Le 26 septembre 2008, dans une émission diffusée sur la chaine Nova Televizia, le rédacteur en chef adjoint de Frognews, Alexandre Ivanov a confirmé que son supérieur Onyan Stefanov avait reçu, quelques jours avant son agression, des appels pressants de l’Agence de la sécurité nationale (DANS).
Alexandre Ivanov a également affirmé qu’il recevait depuis peu des menaces téléphoniques anonymes. Un inconnu lui a récemment dit : "Nous n’allons pas te tuer, mais il peut t’arriver la même chose qu’à ton chef". Le journaliste Dimitar Zlatov, qui participait à l’émission par téléphone, a lui aussi déclaré être confronté aux mêmes menaces.
Le 23 septembre, Onyan Stefanov, rédacteur en chef de Frognews, avait échappé à Sofia à une tentative de meurtre par quatre inconnus qui l’ont battu à coup de barres de fer et de marteaux. Les agresseurs sont soupçonnés d’appartenir à une organisation mafieuse connue sous le nom des « Marteaux », dont la « spécialité » consiste à casser les bras et les jambes des personnes qu’elle rackette.
Les pressions exercées sur les membres de la rédaction de Frognews font suite à la fermeture du site Opasnite.net qui avait mis en ligne des informations « classées secrètes » sur des affaires de corruption. Yorgo Petsas, journaliste à Frognews, avait été arrêté le 5 septembre 2008, et interrogé pendant sept heures par l’Agence de la sécurité nationale qui soupçonne la rédaction de Frognews d’être à l’origine de la création du site Opasnite.net. Yorgo Petsas n’a pas souhaité participer à l’émission de Nova Televizia par peur des représailles. Outre les menaces téléphoniques, le journaliste est également attaqué en justice par la société de taxis S-Express qui lui réclame un million d’euros de dommages et intérêts. La société, citée dans des documents publiés sur Opasnite, espionnerait ses clients au profit d’un groupe mafieux.
Le 25 septembre, à l’appel de la rédaction de Frognews, une centaine de journalistes, de bloggeurs et de citoyens se sont rassemblés devant le ministère de l’Intérieur. Le rédacteur en chef adjoint de Frognews, Alexandre Ivanov, a lu une déclaration signée par plusieurs journalistes bulgares, affirmant que « l’agression à l’encontre d’Onyan Stefanov est due à son travail d’investigation sur les affaires de corruption et de crime organisé lié au pouvoir ». Un appel à la formation d’une organisation indépendante des journalistes bulgares a également été lancé.
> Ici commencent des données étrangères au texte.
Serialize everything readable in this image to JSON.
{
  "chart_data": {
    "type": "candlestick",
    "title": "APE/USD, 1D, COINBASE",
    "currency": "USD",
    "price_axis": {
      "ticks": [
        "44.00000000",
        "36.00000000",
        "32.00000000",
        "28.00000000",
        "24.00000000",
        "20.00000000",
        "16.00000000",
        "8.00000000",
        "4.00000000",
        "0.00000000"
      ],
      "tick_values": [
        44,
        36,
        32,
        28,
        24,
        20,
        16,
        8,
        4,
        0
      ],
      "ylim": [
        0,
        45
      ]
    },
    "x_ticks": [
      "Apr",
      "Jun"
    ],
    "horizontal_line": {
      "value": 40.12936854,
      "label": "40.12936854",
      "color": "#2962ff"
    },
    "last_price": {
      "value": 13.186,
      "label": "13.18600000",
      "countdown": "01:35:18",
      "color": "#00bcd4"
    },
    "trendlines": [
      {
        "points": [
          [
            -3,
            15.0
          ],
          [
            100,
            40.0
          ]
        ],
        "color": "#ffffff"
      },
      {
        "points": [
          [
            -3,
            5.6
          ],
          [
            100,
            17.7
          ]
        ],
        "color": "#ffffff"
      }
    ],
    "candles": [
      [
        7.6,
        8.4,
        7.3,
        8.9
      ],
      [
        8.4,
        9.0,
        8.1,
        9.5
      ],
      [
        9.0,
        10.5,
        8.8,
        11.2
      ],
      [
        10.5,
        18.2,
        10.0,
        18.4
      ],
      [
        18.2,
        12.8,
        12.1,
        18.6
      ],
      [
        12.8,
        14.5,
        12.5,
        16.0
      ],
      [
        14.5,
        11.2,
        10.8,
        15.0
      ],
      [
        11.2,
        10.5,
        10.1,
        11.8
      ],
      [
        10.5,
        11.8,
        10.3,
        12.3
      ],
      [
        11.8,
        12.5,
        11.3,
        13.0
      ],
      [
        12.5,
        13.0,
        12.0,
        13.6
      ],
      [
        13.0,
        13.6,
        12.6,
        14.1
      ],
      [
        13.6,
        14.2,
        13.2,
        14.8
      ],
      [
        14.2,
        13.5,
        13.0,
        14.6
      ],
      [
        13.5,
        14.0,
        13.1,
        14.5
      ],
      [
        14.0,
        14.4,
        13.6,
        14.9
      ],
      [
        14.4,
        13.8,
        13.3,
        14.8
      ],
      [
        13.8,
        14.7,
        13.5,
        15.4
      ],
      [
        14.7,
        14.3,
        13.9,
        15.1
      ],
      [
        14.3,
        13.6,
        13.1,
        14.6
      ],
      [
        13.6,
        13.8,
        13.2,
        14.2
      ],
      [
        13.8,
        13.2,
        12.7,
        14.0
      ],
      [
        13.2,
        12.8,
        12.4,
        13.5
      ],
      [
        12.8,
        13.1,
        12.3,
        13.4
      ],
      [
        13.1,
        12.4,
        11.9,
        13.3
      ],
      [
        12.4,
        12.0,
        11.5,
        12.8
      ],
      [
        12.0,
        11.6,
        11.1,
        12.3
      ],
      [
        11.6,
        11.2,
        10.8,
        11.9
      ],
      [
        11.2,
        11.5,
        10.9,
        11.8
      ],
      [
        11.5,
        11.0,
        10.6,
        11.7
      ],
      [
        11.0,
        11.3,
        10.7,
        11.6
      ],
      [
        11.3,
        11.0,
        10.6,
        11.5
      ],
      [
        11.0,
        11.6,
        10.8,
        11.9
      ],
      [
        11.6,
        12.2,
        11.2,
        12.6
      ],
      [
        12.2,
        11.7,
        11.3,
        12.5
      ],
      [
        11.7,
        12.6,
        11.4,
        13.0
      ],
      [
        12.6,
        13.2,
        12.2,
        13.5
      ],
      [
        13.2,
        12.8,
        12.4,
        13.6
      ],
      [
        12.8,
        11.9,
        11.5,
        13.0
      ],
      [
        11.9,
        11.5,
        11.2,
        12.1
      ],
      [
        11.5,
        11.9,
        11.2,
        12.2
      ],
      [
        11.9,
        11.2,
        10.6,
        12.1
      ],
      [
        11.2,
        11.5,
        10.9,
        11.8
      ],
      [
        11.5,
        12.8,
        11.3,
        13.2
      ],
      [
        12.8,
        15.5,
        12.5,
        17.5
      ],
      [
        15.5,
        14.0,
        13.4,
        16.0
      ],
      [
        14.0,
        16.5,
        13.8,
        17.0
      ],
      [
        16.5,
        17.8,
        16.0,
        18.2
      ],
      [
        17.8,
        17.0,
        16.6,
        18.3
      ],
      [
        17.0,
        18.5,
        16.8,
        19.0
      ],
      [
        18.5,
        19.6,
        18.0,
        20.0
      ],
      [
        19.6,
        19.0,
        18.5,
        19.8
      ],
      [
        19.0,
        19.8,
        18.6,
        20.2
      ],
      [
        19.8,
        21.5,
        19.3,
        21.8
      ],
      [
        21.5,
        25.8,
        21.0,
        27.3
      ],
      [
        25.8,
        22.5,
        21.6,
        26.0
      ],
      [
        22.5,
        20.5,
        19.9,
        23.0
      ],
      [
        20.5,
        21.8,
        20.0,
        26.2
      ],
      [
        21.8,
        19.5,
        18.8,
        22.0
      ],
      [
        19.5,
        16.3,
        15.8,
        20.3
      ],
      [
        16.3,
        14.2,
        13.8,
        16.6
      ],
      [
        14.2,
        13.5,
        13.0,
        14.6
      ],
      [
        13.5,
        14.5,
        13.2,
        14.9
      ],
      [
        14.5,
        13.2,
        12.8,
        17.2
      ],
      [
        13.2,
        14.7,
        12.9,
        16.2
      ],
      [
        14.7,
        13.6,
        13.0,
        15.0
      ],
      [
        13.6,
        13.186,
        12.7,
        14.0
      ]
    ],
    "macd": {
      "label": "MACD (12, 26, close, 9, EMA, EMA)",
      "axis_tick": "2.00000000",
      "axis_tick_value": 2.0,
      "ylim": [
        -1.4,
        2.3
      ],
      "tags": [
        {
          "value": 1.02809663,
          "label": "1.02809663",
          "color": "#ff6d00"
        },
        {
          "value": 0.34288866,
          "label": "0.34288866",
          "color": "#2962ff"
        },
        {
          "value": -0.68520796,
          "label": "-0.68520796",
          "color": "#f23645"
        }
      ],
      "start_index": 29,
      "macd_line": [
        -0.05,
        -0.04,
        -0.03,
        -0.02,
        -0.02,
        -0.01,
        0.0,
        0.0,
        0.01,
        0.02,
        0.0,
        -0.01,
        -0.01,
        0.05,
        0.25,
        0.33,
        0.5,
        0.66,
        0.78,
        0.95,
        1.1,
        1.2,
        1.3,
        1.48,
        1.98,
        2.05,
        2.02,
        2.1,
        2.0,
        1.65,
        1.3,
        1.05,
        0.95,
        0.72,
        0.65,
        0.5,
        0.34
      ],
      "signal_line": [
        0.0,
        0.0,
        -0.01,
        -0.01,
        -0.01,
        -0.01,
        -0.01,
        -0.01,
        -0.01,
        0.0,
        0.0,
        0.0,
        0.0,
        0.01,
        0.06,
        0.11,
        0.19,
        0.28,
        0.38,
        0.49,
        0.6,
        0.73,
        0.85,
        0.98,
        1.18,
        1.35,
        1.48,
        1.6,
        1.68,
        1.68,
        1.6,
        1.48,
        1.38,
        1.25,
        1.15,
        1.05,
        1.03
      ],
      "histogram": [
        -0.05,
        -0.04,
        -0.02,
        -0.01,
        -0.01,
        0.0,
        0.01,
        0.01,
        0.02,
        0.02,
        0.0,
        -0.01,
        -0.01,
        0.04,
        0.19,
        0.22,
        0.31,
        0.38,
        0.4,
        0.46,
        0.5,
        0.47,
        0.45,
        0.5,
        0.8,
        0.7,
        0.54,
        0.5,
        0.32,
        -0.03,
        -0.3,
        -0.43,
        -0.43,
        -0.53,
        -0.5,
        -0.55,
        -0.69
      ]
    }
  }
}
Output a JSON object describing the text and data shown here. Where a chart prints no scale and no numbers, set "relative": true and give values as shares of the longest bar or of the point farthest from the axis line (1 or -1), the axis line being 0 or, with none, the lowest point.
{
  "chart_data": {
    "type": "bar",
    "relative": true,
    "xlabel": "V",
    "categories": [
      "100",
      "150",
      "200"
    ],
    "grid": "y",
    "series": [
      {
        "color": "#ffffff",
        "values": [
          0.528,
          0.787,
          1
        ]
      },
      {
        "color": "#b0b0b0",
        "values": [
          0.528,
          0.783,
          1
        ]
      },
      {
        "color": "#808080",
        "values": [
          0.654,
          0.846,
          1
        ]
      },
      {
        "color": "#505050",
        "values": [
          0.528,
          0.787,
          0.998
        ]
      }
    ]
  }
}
Par ailleurs, en réaction à qu’elle estime être une atteinte directe au droit d’informer, l’organisation non gouvernementale bulgare L’Association de la libre pensée Anna Politkovskaia (http://politkovskaya-bg.blogspot.com), a décidé de réactiver le site Opasnite.net fermé depuis le 5 septembre 2008. L’organisation a retrouvé le contenu du site dans les caches de Google et sur plusieurs blogs bulgares qui l’avaient conservé, et l’a republié sur le site www.opasnite.eu.
Pour l’association, la DANS a utilisé des méthodes illégales pour fermer le site. Certains documents présents sur le site font état de cas de corruption et de crimes graves qu’il faut impérativement étudier. La DANS a également déclaré à plusieurs reprises que ces documents étaient "classés secrets", reconnaissant de fait qu’il s’agit d’informations et non de rumeurs. Enfin, l’association considère que les liens supposés entre la fermeture d’Opasnite.net et la tentative de meurtre du journaliste Onyan Stefanov doivent faire l’objet d’une enquête approfondie. La fermeture du site constituerait dans ce cadre une destruction de preuves inacceptable.
Dans une lettre adressée au ministre bulgare des Affaires étrangères Ivailo Kalfin, le 26 septembre 2008, le représentant de l’OSCE pour la liberté des médias Miklos Haraszti, s’est dit "préoccupé par l’agression brutale du journaliste d’investigation Ognian Stefanov et effrayé de constater la fréquence avec laquelle des actes violents similaires ont été perpétrés contre des journalistes en Bulgarie ces dernières années".
Le parlement bulgare a sévèrement condamné l’agression du journaliste. Le président Guéorgui Parvanov avait par ailleurs qualifié de "défi à la capacité de l’Etat de garantir la sécurité des citoyens".